Monday, June 1, 2009

SIA Engineering - Buy by DBS Vickers (01 Jun 09)

Inspires confidence
• Structural changes in industry should boost line maintenance operations
• Niche product offerings and associate/ JVs will help SIE minimise the pain of downturn
• Market yet to fully price in SIE’s potential to lead a broad-based economic recovery
• Maintain BUY, TP S$3.20

Management remains confident of leading the recovery. We hosted senior management of SIE – including Mr. William Tan (President & CEO) and Ms. Anne Ang (CFO) –for a luncheon meeting, which was very well received by the investment community. On the heels of the recent announcement regarding pay cuts for management – signaling stricter cost management measures, Mr. Tan assured investors that they had the business model in place to withstand the challenging conditions in the near term and still be among the earliest to recover during a demand upturn.

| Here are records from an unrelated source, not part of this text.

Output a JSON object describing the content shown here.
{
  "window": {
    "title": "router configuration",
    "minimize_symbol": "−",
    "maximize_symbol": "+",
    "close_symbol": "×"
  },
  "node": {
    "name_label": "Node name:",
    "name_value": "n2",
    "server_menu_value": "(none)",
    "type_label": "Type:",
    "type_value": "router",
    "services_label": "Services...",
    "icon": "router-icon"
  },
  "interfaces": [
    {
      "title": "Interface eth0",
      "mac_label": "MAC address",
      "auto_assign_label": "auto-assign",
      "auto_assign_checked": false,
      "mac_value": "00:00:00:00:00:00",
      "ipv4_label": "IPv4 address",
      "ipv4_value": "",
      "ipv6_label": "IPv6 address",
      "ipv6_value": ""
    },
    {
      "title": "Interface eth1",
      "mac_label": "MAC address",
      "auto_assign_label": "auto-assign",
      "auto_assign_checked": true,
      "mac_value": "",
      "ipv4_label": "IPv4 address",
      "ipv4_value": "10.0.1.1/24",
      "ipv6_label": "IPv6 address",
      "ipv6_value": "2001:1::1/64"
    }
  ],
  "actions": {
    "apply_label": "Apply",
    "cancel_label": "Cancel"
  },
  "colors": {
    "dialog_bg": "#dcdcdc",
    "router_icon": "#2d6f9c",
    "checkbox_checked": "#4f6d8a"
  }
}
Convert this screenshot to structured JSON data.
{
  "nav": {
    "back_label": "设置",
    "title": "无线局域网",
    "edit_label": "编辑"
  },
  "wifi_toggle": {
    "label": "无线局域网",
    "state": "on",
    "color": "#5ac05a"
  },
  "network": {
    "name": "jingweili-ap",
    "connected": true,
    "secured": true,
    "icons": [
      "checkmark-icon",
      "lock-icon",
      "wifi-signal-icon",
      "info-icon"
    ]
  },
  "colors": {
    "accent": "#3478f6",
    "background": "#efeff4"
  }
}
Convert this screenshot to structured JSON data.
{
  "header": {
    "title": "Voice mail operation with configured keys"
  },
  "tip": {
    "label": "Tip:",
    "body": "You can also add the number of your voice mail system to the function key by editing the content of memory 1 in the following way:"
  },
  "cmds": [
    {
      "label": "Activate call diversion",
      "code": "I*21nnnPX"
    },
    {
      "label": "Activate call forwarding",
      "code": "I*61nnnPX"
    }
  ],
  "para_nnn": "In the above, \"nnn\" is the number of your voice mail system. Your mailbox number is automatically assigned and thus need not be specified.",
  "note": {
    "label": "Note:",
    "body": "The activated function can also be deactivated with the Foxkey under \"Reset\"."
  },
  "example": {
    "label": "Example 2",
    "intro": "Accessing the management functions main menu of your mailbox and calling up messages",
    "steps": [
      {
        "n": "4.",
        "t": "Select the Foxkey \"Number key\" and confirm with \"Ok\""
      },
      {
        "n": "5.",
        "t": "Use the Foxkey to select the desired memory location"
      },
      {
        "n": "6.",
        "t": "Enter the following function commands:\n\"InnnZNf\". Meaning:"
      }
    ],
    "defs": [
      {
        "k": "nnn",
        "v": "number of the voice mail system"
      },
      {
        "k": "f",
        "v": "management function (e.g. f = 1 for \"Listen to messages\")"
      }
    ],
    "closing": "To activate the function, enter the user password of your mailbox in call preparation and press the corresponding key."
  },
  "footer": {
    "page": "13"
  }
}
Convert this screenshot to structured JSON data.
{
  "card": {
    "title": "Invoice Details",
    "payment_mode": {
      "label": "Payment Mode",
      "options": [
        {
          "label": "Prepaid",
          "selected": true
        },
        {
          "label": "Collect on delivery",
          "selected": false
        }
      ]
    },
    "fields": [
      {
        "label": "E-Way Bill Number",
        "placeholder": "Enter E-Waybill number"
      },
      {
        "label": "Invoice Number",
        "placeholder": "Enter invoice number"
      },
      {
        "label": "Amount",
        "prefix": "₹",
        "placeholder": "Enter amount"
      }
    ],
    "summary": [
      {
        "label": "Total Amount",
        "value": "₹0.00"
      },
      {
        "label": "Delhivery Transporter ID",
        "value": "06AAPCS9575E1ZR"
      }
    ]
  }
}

And the downturn may not be too bad either. We believe earnings decline in FY10 will not be as bad as the 32% decline during SARS-affected FY04 owing to i) new hangar capacity coming online in 2H10 ii) additional capacity in key JV SAESL, which should offset to an extent any possible decline in overall associate/ JV contributions and iii) recurrent revenue from pay-by-thehour fleet management contracts.

Still time to cash in on the upside. We feel that SIE, along with its JVs/associates, has the ability to boost its MRO market share and could demonstrate a steady growth trajectory, once the drop in demand caused by the aviation downturn has passed. Meanwhile, healthy upstream dividends from associates/ JVs should fortify SIE’s dividend payout potential. Our target price of S$3.20 still implies a potential upside of 23%, and dividend yield is close to 6%. Maintain BUY.